Soldiers' Monument, Santa Fe, New Mexico

How could the capital of a state be named "Holy Faith"? Surely some sensitive soul in multicultural America is offended, right? We'll save that subject for another time.

Our topic today is the monument that stands in the center of the historic Square in Santa Fe, New Mexico. Erected shortly after the War for Southern Independence, the obelisk recognizes the service of U.S. troops at the battles of Valverde and Glorieta Pass, where they "fought with rebels." It is said that the word "rebels," used here to describe Southern soldiers, is the only place where that word appears on a monument.
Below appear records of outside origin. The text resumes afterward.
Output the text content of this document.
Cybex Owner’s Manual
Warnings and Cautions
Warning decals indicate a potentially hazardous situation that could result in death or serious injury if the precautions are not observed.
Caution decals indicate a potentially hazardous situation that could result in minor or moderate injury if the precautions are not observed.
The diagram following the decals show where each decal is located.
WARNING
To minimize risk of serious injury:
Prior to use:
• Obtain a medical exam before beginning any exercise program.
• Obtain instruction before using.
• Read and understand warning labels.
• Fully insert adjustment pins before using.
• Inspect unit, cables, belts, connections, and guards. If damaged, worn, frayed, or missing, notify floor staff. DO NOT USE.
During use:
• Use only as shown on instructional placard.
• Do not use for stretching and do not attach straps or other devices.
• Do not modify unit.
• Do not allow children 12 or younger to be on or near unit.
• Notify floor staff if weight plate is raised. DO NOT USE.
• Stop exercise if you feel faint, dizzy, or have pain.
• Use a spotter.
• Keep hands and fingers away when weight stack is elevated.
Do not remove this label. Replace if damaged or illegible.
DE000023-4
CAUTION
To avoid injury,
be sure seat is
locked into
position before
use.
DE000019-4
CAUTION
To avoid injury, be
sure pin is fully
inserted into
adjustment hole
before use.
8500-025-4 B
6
At least that was the story told in 1880.

The monument goes on to hail those blue-clad warriors who fell "in battles with savage Indians." In 1973 a young man wearing a ponytail took it upon himself to chisel off the offending word, "savage."

His assumption was, of course, that in less enlightened times all Indians were labeled "savage," and such bigotry must be eradicated. It has since been pointed out that in the 1860s Southwest, the term "savage Indians" applied specifically to tribes such as the Apache and Navajo, not to the settled Pueblo Indians, who were often at war with the nomadic "savages" themselves.

But wait a minute! Should they be calling Southern patriots a bunch of "rebels"? Now that's offensive!